There’s a kind of audacity in how little Iliad gives you to work with. Two tiles and a few powers, all on a modest little grid. That’s the whole game. But inside that tiny box lives one of the tensest, tightest battles I’ve ever had the pleasure of enduring.
Knizia seems to thrive in this zone. The less he gives you, the more dangerous the game is. It doesn’t mess around with multistep turns or economies. It operates on a single axis: pressure. Every move you make is a small push into the grid that echoes outward, affecting each row and column. You’re locked in from the first move, because the game trusts you to find the depth in the smallest decisions.

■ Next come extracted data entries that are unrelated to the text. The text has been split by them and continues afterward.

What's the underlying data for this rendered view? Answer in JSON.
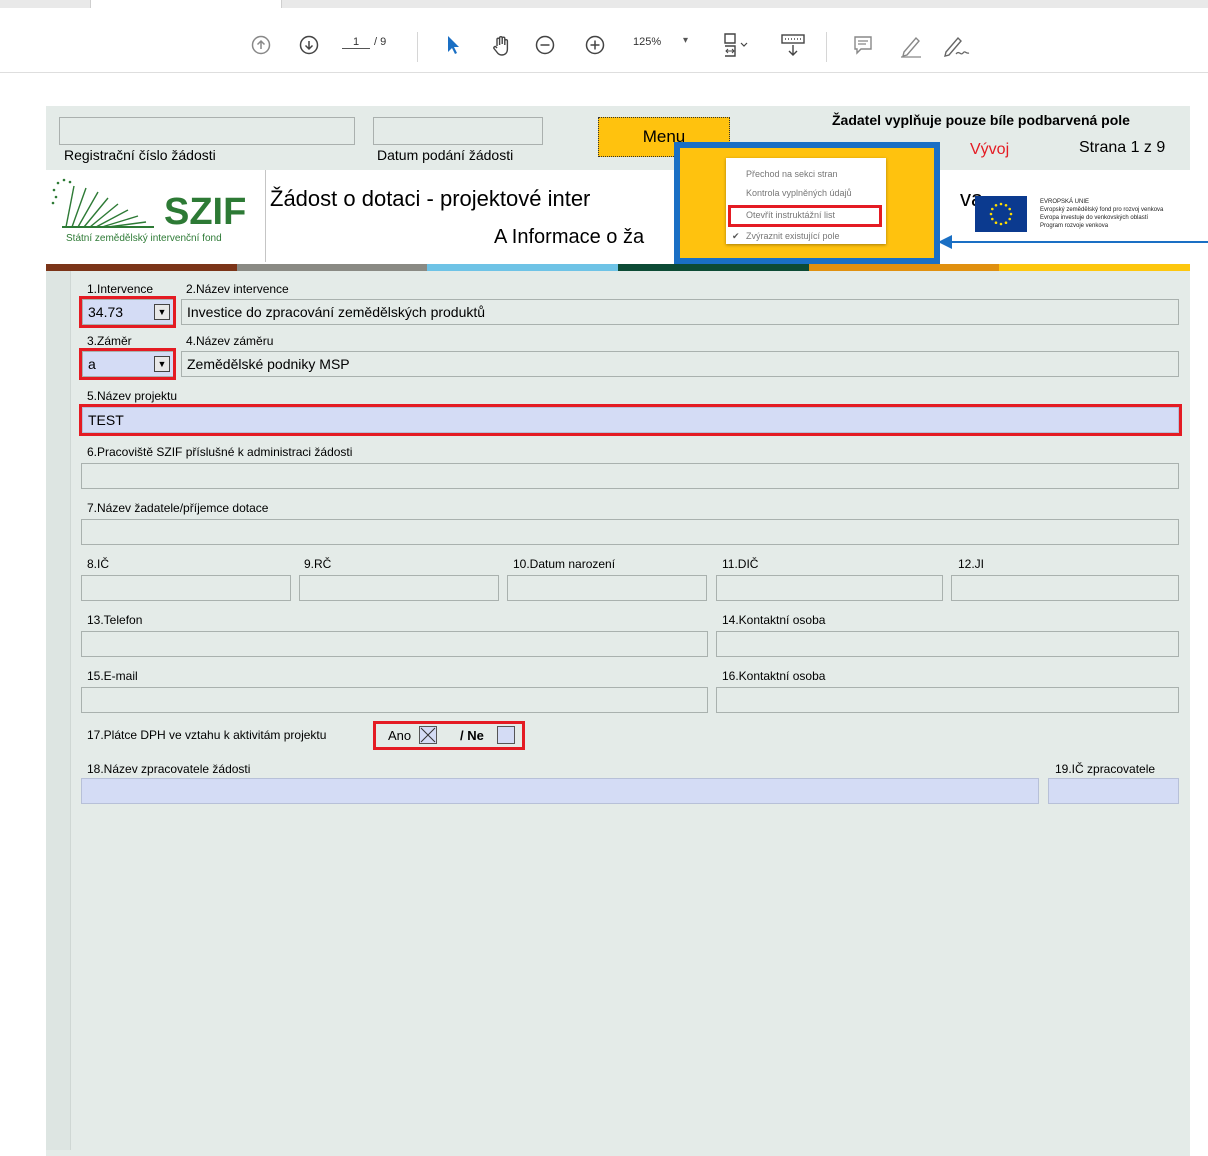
{
  "toolbar": {
    "page_current": "1",
    "page_total": "/ 9",
    "zoom": "125%"
  },
  "header": {
    "reg_label": "Registrační číslo žádosti",
    "date_label": "Datum podání žádosti",
    "menu_label": "Menu",
    "fill_note": "Žadatel vyplňuje pouze bíle podbarvená pole",
    "vyvoj": "Vývoj",
    "strana": "Strana 1 z 9"
  },
  "logo": {
    "szif": "SZIF",
    "szif_sub": "Státní zemědělský intervenční fond",
    "title": "Žádost o dotaci - projektové inter",
    "title_end": "va",
    "section": "A Informace o ža",
    "eu_lines": [
      "EVROPSKÁ UNIE",
      "Evropský zemědělský fond pro rozvoj venkova",
      "Evropa investuje do venkovských oblastí",
      "Program rozvoje venkova"
    ]
  },
  "popup": {
    "items": [
      "Přechod na sekci stran",
      "Kontrola vyplněných údajů",
      "Otevřít instruktážní list",
      "Zvýraznit existující pole"
    ],
    "checked_item": "Zvýraznit existující pole"
  },
  "form": {
    "f1_label": "1.Intervence",
    "f1_value": "34.73",
    "f2_label": "2.Název intervence",
    "f2_value": "Investice do zpracování zemědělských produktů",
    "f3_label": "3.Záměr",
    "f3_value": "a",
    "f4_label": "4.Název záměru",
    "f4_value": "Zemědělské podniky MSP",
    "f5_label": "5.Název projektu",
    "f5_value": "TEST",
    "f6_label": "6.Pracoviště SZIF příslušné k administraci žádosti",
    "f7_label": "7.Název žadatele/příjemce dotace",
    "f8_label": "8.IČ",
    "f9_label": "9.RČ",
    "f10_label": "10.Datum narození",
    "f11_label": "11.DIČ",
    "f12_label": "12.JI",
    "f13_label": "13.Telefon",
    "f14_label": "14.Kontaktní osoba",
    "f15_label": "15.E-mail",
    "f16_label": "16.Kontaktní osoba",
    "f17_label": "17.Plátce DPH ve vztahu k aktivitám projektu",
    "f17_ano": "Ano",
    "f17_ne": "/ Ne",
    "f18_label": "18.Název zpracovatele žádosti",
    "f19_label": "19.IČ zpracovatele"
  },
  "colors": {
    "stripe": [
      "#7b3418",
      "#8a8a84",
      "#6ec3e6",
      "#0d4b35",
      "#e0900f",
      "#fdc70e"
    ],
    "highlight_red": "#e41b23",
    "popup_blue": "#1a6fc4",
    "menu_yellow": "#ffc20e"
  }
}
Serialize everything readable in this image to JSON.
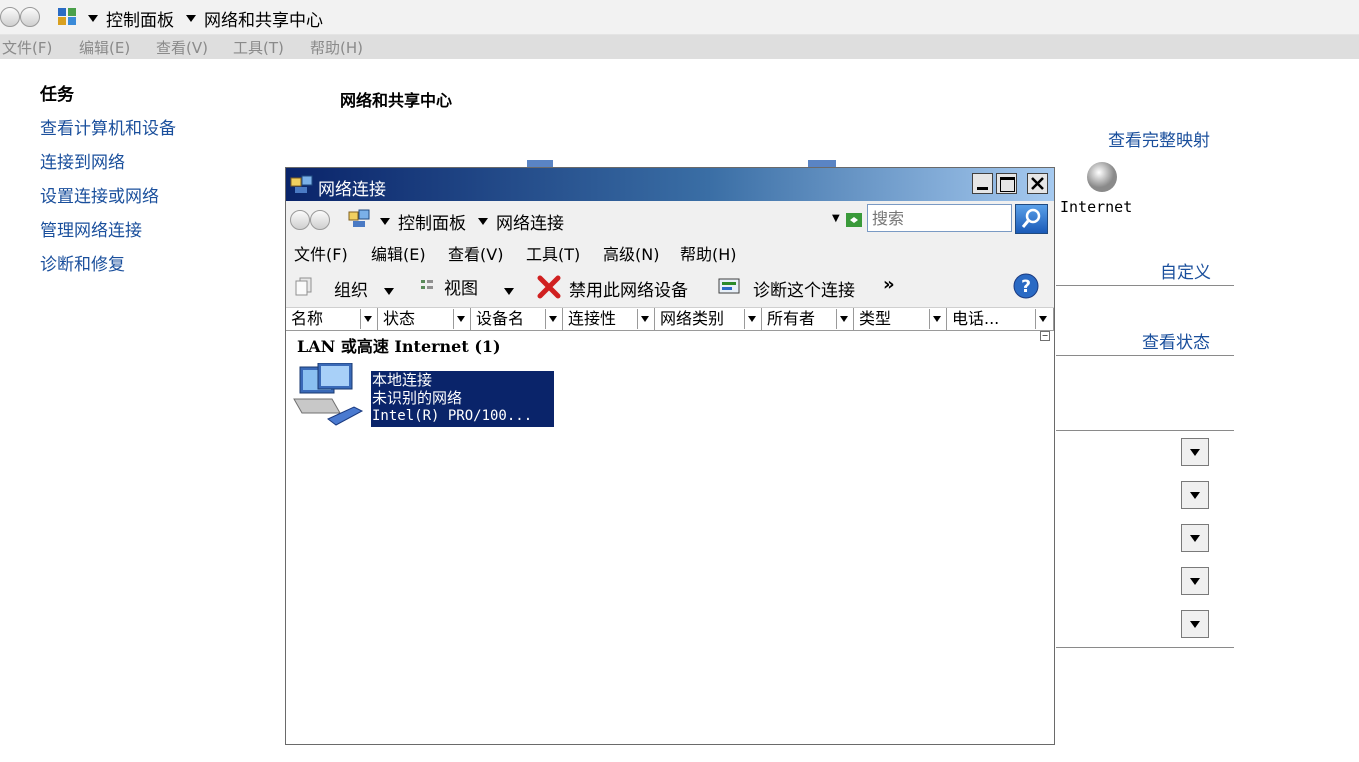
{
  "background_window": {
    "breadcrumb": [
      "控制面板",
      "网络和共享中心"
    ],
    "menu": [
      "文件(F)",
      "编辑(E)",
      "查看(V)",
      "工具(T)",
      "帮助(H)"
    ],
    "tasks_heading": "任务",
    "tasks": [
      "查看计算机和设备",
      "连接到网络",
      "设置连接或网络",
      "管理网络连接",
      "诊断和修复"
    ],
    "page_title": "网络和共享中心",
    "view_full_map": "查看完整映射",
    "internet_label": "Internet",
    "customize_link": "自定义",
    "view_status_link": "查看状态"
  },
  "window": {
    "title": "网络连接",
    "breadcrumb": [
      "控制面板",
      "网络连接"
    ],
    "search_placeholder": "搜索",
    "menu": [
      "文件(F)",
      "编辑(E)",
      "查看(V)",
      "工具(T)",
      "高级(N)",
      "帮助(H)"
    ],
    "toolbar": {
      "organize": "组织",
      "views": "视图",
      "disable": "禁用此网络设备",
      "diagnose": "诊断这个连接",
      "more": "»"
    },
    "columns": [
      "名称",
      "状态",
      "设备名",
      "连接性",
      "网络类别",
      "所有者",
      "类型",
      "电话..."
    ],
    "group_label": "LAN 或高速 Internet (1)",
    "item": {
      "name": "本地连接",
      "status": "未识别的网络",
      "device": "Intel(R) PRO/100..."
    }
  },
  "colors": {
    "link": "#1a4f9c",
    "titlebar_start": "#0a246a",
    "titlebar_end": "#a6caf0",
    "selection": "#0a246a"
  },
  "icons": [
    "back-icon",
    "forward-icon",
    "control-panel-icon",
    "network-connections-icon",
    "refresh-icon",
    "search-icon",
    "organize-icon",
    "views-icon",
    "disable-icon",
    "diagnose-icon",
    "help-icon",
    "network-computer-icon",
    "internet-globe-icon"
  ]
}
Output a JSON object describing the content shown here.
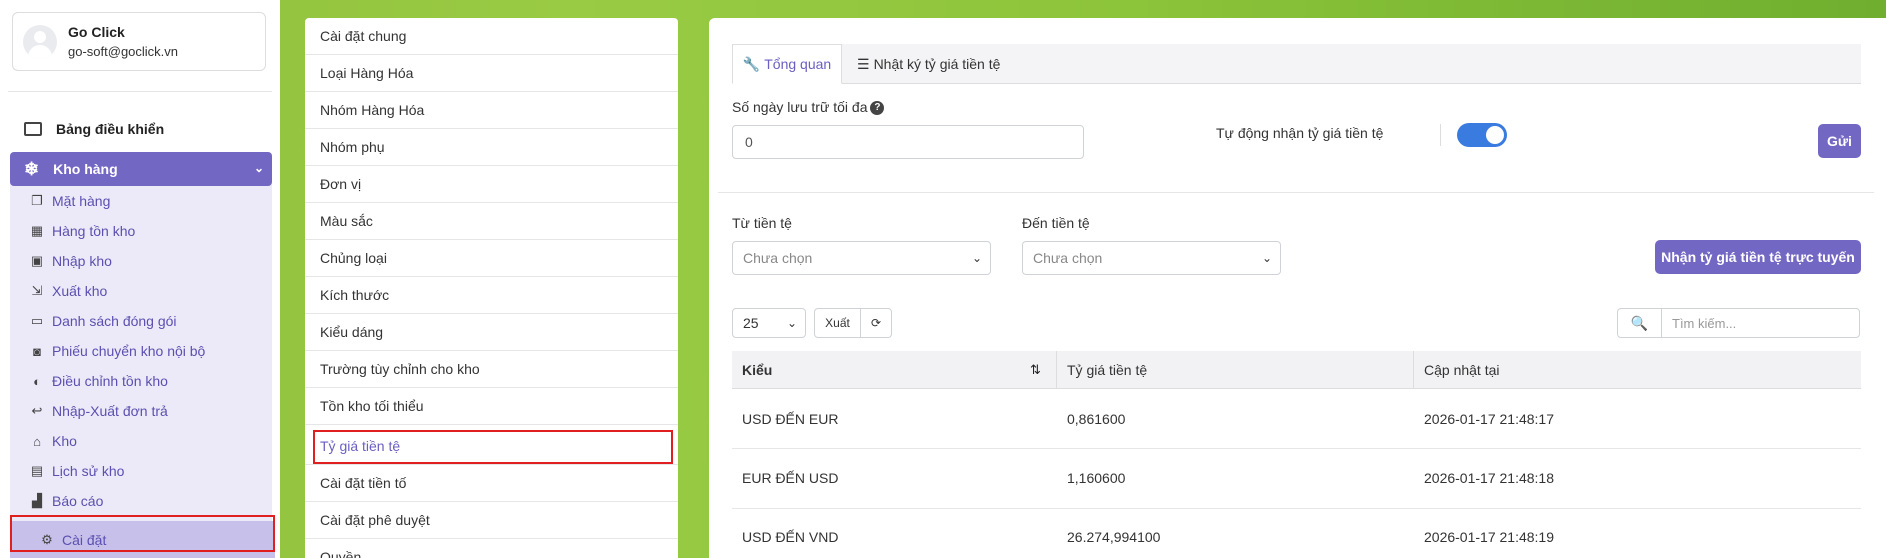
{
  "user": {
    "name": "Go Click",
    "email": "go-soft@goclick.vn"
  },
  "sidebar": {
    "dashboard": "Bảng điều khiển",
    "kho_hang": "Kho hàng",
    "items": [
      {
        "label": "Mặt hàng",
        "icon": "copy-icon"
      },
      {
        "label": "Hàng tồn kho",
        "icon": "boxes-icon"
      },
      {
        "label": "Nhập kho",
        "icon": "inbox-icon"
      },
      {
        "label": "Xuất kho",
        "icon": "export-icon"
      },
      {
        "label": "Danh sách đóng gói",
        "icon": "tray-icon"
      },
      {
        "label": "Phiếu chuyển kho nội bộ",
        "icon": "rss-icon"
      },
      {
        "label": "Điều chỉnh tồn kho",
        "icon": "half-circle-icon"
      },
      {
        "label": "Nhập-Xuất đơn trả",
        "icon": "reply-icon"
      },
      {
        "label": "Kho",
        "icon": "home-icon"
      },
      {
        "label": "Lịch sử kho",
        "icon": "calendar-icon"
      },
      {
        "label": "Báo cáo",
        "icon": "chart-icon"
      },
      {
        "label": "Cài đặt",
        "icon": "gears-icon"
      }
    ]
  },
  "settings_menu": [
    "Cài đặt chung",
    "Loại Hàng Hóa",
    "Nhóm Hàng Hóa",
    "Nhóm phụ",
    "Đơn vị",
    "Màu sắc",
    "Chủng loại",
    "Kích thước",
    "Kiểu dáng",
    "Trường tùy chỉnh cho kho",
    "Tồn kho tối thiểu",
    "Tỷ giá tiền tệ",
    "Cài đặt tiền tố",
    "Cài đặt phê duyệt",
    "Quyền"
  ],
  "tabs": {
    "overview": "Tổng quan",
    "log": "Nhật ký tỷ giá tiền tệ"
  },
  "form": {
    "max_days_label": "Số ngày lưu trữ tối đa",
    "max_days_value": "0",
    "auto_label": "Tự động nhận tỷ giá tiền tệ",
    "auto_enabled": true,
    "send_button": "Gửi",
    "from_label": "Từ tiền tệ",
    "to_label": "Đến tiền tệ",
    "from_placeholder": "Chưa chọn",
    "to_placeholder": "Chưa chọn",
    "fetch_button": "Nhận tỷ giá tiền tệ trực tuyến"
  },
  "table_controls": {
    "page_size": "25",
    "export": "Xuất",
    "search_placeholder": "Tìm kiếm..."
  },
  "table": {
    "headers": [
      "Kiểu",
      "Tỷ giá tiền tệ",
      "Cập nhật tại"
    ],
    "rows": [
      [
        "USD ĐẾN EUR",
        "0,861600",
        "2026-01-17 21:48:17"
      ],
      [
        "EUR ĐẾN USD",
        "1,160600",
        "2026-01-17 21:48:18"
      ],
      [
        "USD ĐẾN VND",
        "26.274,994100",
        "2026-01-17 21:48:19"
      ]
    ]
  },
  "colors": {
    "accent": "#7367c4",
    "highlight": "#e02020",
    "toggle": "#3a7be0"
  }
}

The board is a 6×6 grid of alternating red and blue checker colors, and you’ll only place tiles on your color. You get a hand of two tiles, drawing off a shuffled stack. After placing a tile (with point values worth 1-5), you then carry out that tile’s effect.
Ones let you reposition an opponent’s tile while twos let you reposition your own. Threes let you swap out one of your collected scoring tokens for another in a small shared market. Fours flip both this tile and the neighboring opponent’s tile. And fives are just big beefy point boys. There’s also something called the Dolos tile, which assumes the value sum of both neighboring tiles.
As soon as a row or column is complete, you score that line by adding up who has the most points. The player that wins gets to choose from the two scoring tiles bordering that line. This may mean you choose a 7 point tile and your opponent gets the 3 point tile. Or, because there are quite a few negative point tiles, your opponent may take that one (*pain*).
Each of the tiles powers is clean, fast, and internalized almost immediately. Within a round or two, you’re thinking it’s like…chess (I’m so sorry, but it’s a rule that every abstract game must be compared to chess. They make you sign a form and everything when you start reviewing).

Not in the “memorize openings” way, but in the way you think ahead a few turns and try to control the board. You can’t think beyond that because of the limited hand and random tile draw deck. And let me tell you, for me this is amazing! Analysis paralysis, that most fear affliction of the modern board gamer, never showed up at our table. It knew it wasn’t invited.
One subtle but crucial rule…if both players have the same point value in a completed line, the last player to place their tile wins the tie. This adds a very interesting strategic layer, especially near the end of the game. Many times you don’t want to be the one placing second to last because it might just hand your opponent the win.
And because it’s Knizia, there’s always a twist. When it comes to winning, you are only eligible to win if you have scoring tokens representing all five of the gods (denoted by different colors). The player who has all five wins. However, if both or neither of you do, it will then come down to point amounts on the tokens themselves. On top of all that, there are two tokens with wedding rings on them. If you manage to win both of those tokens, it then can be used as a sort of wild card for a god. So if you’re missing a color but have both, you’re in the clear.

The main source of frustration I experienced in the game (and I say this primarily so people know that I actually played this game and am not just brainlessly screaming about how amazing it is because someone’s slipped me a Samsonite suitcase stuffed with cash) is drawing the ‘3’ tiles early. If you draw them before you have actually earned a scoring token, the power goes to waste. And I had more than one game in which I drew two or three of the 3’s before getting any tokens! It’s a feature, not a bug, but it caused me mild min-maxing annoyance.
Besides that, what makes the game brilliant is how much you feel with so little. Holding only two tiles is not a constraint…it really is the soul of the game. It denies you comfort because you can’t hoard options or wait for the perfect moment. You play with what you have. You’ll understand the rules in a minute, and then spend the entire game navigating the consequences of those rules.
Contrast that with Ichor, which is still good, but good in a slightly more conventional sense. It has knobs and levers. But in exchange for that texture, it gives up a little clarity. It’s fun, but it doesn’t quite get me the way Iliad does. It doesn’t disappear in your hands the same way. That, I think, is the difference.
I like these deceptively simple Knizia games, what can I say? It’s a game of minimal means and maximum meaning and for my money, a modern Knizia classic.